使用python3捕获链接和ips

时间:2016-07-18 22:00:08

标签: python python-3.x hyperlink timeout try-catch

在论坛的帮助下,我制作了一个脚本,可以捕获此页面https://www.inforge.net/xi/forums/liste-proxy.1118/主题的所有链接。这些主题包含代理列表。脚本是这样的:

import urllib.request, re
from bs4 import BeautifulSoup

url = "https://www.inforge.net/xi/forums/liste-proxy.1118/"
soup = BeautifulSoup(urllib.request.urlopen(url), "lxml")

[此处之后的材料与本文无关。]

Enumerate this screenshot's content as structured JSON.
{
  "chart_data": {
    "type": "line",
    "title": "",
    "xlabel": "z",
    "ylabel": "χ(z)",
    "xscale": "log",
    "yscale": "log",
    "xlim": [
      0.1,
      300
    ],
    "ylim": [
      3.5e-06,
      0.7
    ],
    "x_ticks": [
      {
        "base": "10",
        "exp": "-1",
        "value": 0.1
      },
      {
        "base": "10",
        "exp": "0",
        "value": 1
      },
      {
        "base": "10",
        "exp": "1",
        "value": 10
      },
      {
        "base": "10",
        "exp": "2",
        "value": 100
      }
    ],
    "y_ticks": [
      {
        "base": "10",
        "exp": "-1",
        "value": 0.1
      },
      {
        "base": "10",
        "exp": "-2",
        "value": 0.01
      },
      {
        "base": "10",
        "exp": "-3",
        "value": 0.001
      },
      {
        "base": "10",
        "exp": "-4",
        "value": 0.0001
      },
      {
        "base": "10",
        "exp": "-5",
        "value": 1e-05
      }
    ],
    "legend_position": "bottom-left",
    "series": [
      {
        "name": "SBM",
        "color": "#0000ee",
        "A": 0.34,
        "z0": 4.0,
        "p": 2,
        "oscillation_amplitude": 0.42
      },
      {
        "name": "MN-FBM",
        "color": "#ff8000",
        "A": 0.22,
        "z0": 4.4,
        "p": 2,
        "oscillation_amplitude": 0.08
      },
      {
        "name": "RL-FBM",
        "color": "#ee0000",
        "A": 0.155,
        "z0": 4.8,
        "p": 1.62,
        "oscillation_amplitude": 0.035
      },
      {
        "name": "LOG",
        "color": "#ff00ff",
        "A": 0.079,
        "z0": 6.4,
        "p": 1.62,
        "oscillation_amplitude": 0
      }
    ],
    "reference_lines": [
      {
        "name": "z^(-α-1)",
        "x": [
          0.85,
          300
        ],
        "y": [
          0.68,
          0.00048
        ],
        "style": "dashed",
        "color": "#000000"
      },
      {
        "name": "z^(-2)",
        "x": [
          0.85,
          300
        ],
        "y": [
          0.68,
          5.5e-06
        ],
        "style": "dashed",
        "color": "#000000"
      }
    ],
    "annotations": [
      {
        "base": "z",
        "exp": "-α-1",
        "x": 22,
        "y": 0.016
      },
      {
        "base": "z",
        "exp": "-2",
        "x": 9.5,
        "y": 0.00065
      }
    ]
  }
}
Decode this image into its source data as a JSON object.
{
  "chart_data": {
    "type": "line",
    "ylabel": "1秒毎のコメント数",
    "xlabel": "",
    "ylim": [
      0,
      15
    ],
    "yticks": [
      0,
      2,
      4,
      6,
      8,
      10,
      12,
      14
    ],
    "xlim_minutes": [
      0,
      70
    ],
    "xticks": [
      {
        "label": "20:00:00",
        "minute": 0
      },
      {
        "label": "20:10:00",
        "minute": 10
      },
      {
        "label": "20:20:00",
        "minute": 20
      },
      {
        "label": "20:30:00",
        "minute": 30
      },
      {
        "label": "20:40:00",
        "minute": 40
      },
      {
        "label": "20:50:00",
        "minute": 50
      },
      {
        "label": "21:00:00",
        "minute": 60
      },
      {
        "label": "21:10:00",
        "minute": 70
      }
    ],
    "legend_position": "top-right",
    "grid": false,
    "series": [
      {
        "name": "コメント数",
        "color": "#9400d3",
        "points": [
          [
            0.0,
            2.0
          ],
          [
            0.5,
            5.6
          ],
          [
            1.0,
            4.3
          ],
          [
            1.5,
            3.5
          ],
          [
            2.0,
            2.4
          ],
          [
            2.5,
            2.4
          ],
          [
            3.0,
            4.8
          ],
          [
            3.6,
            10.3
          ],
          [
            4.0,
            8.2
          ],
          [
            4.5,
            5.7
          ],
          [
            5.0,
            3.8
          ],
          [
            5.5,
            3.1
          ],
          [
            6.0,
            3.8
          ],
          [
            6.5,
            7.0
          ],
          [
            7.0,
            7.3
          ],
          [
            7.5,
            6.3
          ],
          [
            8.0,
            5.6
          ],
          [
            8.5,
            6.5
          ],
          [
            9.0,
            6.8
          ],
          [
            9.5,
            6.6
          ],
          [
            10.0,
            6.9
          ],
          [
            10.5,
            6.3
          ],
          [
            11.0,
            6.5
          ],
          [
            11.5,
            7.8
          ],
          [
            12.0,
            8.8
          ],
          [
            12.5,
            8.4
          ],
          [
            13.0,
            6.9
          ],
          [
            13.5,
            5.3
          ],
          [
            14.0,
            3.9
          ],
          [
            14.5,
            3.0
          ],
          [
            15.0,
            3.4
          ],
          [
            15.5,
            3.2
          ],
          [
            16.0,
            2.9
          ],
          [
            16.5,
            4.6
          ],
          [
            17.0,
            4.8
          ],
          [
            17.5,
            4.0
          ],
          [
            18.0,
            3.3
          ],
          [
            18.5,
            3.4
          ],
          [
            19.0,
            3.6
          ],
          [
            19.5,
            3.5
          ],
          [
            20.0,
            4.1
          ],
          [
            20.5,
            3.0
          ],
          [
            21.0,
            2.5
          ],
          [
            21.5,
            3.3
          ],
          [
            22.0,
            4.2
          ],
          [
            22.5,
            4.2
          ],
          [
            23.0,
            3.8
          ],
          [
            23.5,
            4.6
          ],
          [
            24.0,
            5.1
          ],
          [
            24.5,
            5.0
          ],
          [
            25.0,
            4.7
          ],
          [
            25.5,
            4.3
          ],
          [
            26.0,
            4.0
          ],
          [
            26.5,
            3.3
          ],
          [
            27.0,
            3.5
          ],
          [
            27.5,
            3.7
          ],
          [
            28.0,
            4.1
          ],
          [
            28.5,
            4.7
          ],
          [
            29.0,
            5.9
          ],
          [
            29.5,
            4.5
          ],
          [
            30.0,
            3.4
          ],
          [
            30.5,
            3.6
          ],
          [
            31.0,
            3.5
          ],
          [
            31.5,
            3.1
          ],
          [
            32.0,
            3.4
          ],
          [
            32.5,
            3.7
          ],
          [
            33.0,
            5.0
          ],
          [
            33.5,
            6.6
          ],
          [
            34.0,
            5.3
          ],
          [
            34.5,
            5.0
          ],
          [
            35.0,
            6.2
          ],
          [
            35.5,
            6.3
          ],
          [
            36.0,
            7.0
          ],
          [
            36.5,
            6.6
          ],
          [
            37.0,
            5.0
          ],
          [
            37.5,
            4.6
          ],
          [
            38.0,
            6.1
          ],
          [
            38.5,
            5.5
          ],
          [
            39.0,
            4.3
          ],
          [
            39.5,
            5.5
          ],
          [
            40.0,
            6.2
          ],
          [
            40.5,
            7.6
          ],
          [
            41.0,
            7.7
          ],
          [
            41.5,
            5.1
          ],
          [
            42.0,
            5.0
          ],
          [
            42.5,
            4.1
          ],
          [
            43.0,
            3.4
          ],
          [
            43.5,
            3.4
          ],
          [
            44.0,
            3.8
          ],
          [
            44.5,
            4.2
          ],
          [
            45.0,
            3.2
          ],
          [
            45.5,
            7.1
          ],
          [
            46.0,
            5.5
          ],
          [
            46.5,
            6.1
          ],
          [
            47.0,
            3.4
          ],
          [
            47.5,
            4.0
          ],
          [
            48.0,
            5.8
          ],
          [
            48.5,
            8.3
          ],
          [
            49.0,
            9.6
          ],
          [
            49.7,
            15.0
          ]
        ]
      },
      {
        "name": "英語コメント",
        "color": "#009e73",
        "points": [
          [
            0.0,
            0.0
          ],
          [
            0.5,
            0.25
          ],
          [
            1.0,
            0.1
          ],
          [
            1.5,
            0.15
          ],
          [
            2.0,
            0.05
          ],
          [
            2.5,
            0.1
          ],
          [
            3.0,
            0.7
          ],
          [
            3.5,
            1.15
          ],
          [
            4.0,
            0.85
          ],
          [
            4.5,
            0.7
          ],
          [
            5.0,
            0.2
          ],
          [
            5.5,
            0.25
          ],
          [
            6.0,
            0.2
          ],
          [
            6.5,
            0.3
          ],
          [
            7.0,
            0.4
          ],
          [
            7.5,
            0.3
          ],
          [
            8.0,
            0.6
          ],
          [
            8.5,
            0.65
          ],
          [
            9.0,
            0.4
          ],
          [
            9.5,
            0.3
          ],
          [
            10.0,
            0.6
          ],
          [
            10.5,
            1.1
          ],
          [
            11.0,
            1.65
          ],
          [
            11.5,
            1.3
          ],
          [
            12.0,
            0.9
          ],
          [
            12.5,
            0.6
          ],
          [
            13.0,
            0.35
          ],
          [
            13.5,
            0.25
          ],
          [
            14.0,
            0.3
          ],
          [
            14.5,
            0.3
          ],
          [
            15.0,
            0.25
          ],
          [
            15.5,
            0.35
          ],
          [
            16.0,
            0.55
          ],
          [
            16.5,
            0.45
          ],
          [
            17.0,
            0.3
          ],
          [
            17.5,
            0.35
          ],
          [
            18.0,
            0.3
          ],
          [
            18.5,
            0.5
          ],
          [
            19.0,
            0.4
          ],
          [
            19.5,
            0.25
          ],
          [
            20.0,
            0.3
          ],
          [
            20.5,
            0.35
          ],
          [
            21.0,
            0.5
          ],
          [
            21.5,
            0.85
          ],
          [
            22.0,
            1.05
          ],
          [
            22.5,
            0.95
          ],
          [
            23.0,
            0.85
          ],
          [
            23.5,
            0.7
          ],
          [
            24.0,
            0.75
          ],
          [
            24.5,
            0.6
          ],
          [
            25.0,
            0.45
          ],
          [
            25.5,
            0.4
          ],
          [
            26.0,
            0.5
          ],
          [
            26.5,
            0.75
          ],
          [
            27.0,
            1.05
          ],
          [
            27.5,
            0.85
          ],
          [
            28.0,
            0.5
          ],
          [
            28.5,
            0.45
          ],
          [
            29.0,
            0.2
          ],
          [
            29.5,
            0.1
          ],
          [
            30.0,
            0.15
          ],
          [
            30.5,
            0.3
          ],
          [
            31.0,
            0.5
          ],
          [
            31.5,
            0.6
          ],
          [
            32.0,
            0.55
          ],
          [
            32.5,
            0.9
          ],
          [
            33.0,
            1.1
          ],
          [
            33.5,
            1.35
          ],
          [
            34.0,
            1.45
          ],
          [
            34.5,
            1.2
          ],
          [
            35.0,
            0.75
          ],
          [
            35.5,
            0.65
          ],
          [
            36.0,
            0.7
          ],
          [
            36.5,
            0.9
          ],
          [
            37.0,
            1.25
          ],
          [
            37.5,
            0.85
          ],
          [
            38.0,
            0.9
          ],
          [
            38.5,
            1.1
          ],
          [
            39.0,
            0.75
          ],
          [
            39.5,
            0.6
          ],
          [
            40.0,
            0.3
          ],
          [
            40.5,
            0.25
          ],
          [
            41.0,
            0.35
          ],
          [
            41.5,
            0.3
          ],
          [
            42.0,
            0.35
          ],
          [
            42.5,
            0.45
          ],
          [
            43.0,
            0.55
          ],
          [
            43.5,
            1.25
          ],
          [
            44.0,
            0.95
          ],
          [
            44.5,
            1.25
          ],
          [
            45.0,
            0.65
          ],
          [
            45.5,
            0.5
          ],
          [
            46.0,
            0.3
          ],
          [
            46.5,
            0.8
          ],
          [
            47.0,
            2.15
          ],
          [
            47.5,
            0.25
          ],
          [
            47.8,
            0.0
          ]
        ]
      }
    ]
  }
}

base = "https://www.inforge.net/xi/"

for tag in soup.find_all("a", {"class":"PreviewTooltip"}):
    links = tag.get("href")
    final = [base + links]

final2 = urllib.request.urlopen(final)

for line in final2:
    ip = re.findall("(?:[\d]{1,3})\.(?:[\d]{1,3})\.(?:[\d]{1,3})\.(?:[\d]{1,3}):(?:[\d]{1,5})", line)
    ip = ip[3:-1]

for addr in ip:
    print(addr)

输出结果为:

Traceback (most recent call last):
  File "proxygen5.0.py", line 13, in <module>
    sourcecode = urllib.request.urlopen(final)
  File "/usr/lib/python3.5/urllib/request.py", line 162, in urlopen
    return opener.open(url, data, timeout)
  File "/usr/lib/python3.5/urllib/request.py", line 456, in open
    req.timeout = timeout
AttributeError: 'list' object has no attribute 'timeout'

我知道问题出在以下部分:final2 = urllib.request.urlopen(final)但我不知道如何解决

我该怎么做才能打印ips?

1 个答案:

答案 0 :(得分:2)

此代码应该执行您想要的操作,并对其进行评论,以便您了解所有段落:

import urllib.request, re
from bs4 import BeautifulSoup

url = "https://www.inforge.net/xi/forums/liste-proxy.1118/"
soup = BeautifulSoup(urllib.request.urlopen(url), "lxml")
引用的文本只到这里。